Séminaire de Jane Wottawa (LIUM)

 

Date : 15/03/2024
Heure : 10h15
Lieu : IC2, Salle des conseils
Intervenant : Jane Wottawa
 
 

To [h] or not to [h] ? Production en L2 de /h/ en discours semi-spontané par des apprenants français de l’anglais et de l’allemand.

 

La présente étude examine la production de /h/ ou l’absence de /h/ dans la parole semi-spontanée en L2 parmi deux groupes distincts de locuteurs natifs français apprenant l’anglais (FE) ou l’allemand (FG). Les langues secondaires qui diffèrent de la première langue (L1) en termes de phonotactique et d’organisation prosodique représentent un défi pour les habitudes articulatoires et perceptives des apprenants (Flege, 1995, Weber & Cutler, 2006). L’anglais et l’allemand possèdent tous deux la fricative aphone /h/ dans leur inventaire, contrairement au français moderne, dont le n’est présent qu’orthographiquement. Elle est donc considérée comme un “nouveau” phonème selon la terminologie de Flege (1995).

 

Des études antérieures ont montré que les apprenants français d’anglais et d’allemand laissent souvent tomber le /h/ ou ont recours à l’épenthèse h dans les hiatus ou les mots commençant par une voyelle (anglais : Kamiyama et al. 2011, Exare 2021, Capliez à paraître ; allemand : Quiehl 1906, Wottawa 2017). John et Cardoso (2009) remarquent que la délétion de h est une caractéristique “stigmatisée” du discours francophone en anglais. Par conséquent, ” les francophones consacrent des efforts considérables pour surmonter le problème ” (2009, p. 120). L’ouvrage de Quiehl sur la prononciation de l’allemand accentué en français, publié au début du vingtième siècle, fait également état de la difficulté des apprenants français à prononcer le /h/ en allemand en raison du non prononcé dans leur L1 (Quiehl 1906, pp. 100-101).
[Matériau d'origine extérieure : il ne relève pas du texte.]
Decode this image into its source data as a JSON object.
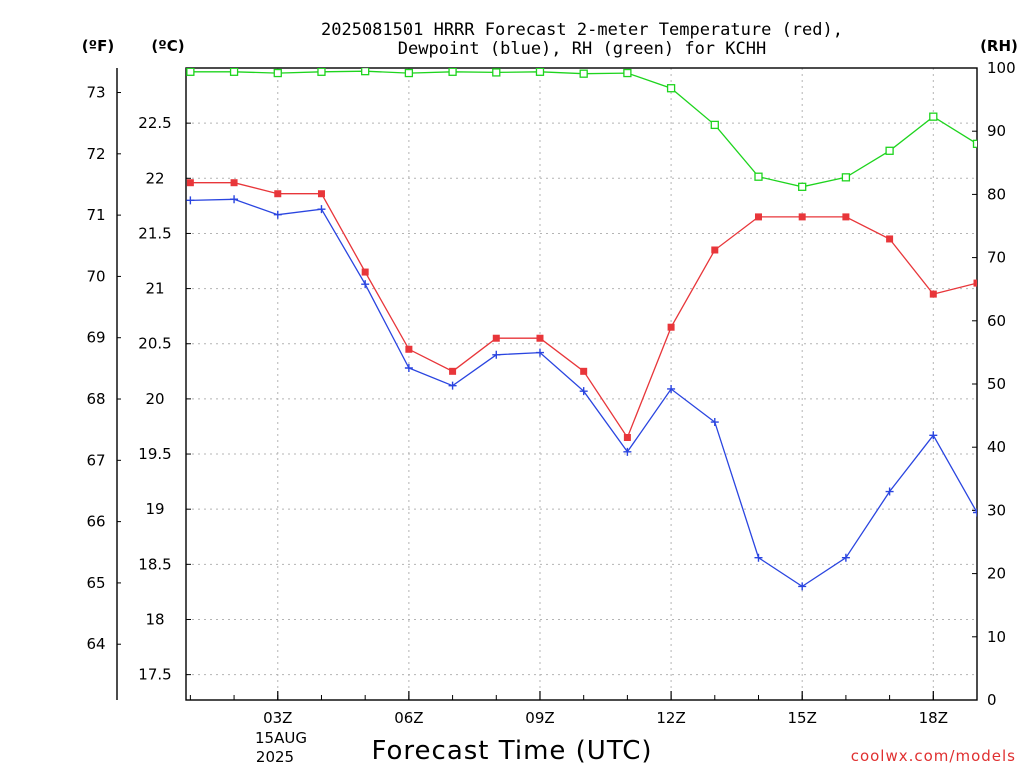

Alors que l’allemand présente rarement des cas de suppression de h dans les mots grammaticaux, les anglophones réduisent souvent l’auxiliaire have à /ǝv/ et les pronoms his, her, him à [ɪs], [ǝ], [ɪm]. Cela peut avoir un impact sur la prononciation des apprenants français et sur leurs représentations sous-jacentes de /h/ en anglais par rapport à l’allemand. En outre, John et Cardoso (2009) pour l’anglais L2 et Wottawa (2018) pour l’allemand L2, indiquent tous deux que la tâche a un impact sur la prononciation de /h/ chez les apprenants.

 

La présente étude s’inspire de la méthodologie de Wottawa (2018) qui utilise une tâche de description d’images par des apprenants français d’allemand de première année d’université (n=15) pour mesurer la compétence en prononciation et l’étend aux apprenants d’anglais (n=12). La description d’images étant indépendante de la langue, la même image a été utilisée pour les deux groupes d’apprenants. Les éléments clés de l’image ont donné lieu à des mots contenant un /h/ initial dans les deux langues, par exemple “hopscotch” en anglais et “Himmel und Hölle” en allemand. Plusieurs études ont choisi des tâches de lecture pour mesurer la prononciation de /h/ dans la parole en L2 (Kamiyama et al. 2011, Capliez à paraître), tandis que d’autres ont utilisé à la fois la lecture et des entretiens informels (John & Cardoso). Fortkamp (2000) et Sample & Michel (2014) utilisent des tâches de description d’images pour mesurer la fluidité, mais à notre connaissance, peu de choses ont été faites pour comparer les difficultés de prononciation segmentale dans deux L2 en discours semi-spontané.

 

Les résultats préliminaires de notre étude montrent que FE et FG produisent environ 75% des /h/ initiaux de mots comme [h]. Un examen plus attentif de la production indique que certains apprenants ont tendance à éviter de choisir des mots contenant un [h] initial. Le pourcentage élevé mentionné ci-dessus peut être trompeur : le degré de diversité lexicale et la sélection stratégique de mots ne contenant pas /h/ pour décrire l’image doivent également être pris en compte. L’étude cherche à savoir si cet évitement est lié à la faible taille du vocabulaire et donc à la faible compétence en L2 (Ovtcharov et al., 2006) ou s’il s’agit d’un choix individuel d’éviter des segments qui sont liés à des difficultés de production, étant le résultat d’effets de compromis potentiels sur la mémoire de travail (Skehan 2009, Bygate 2009).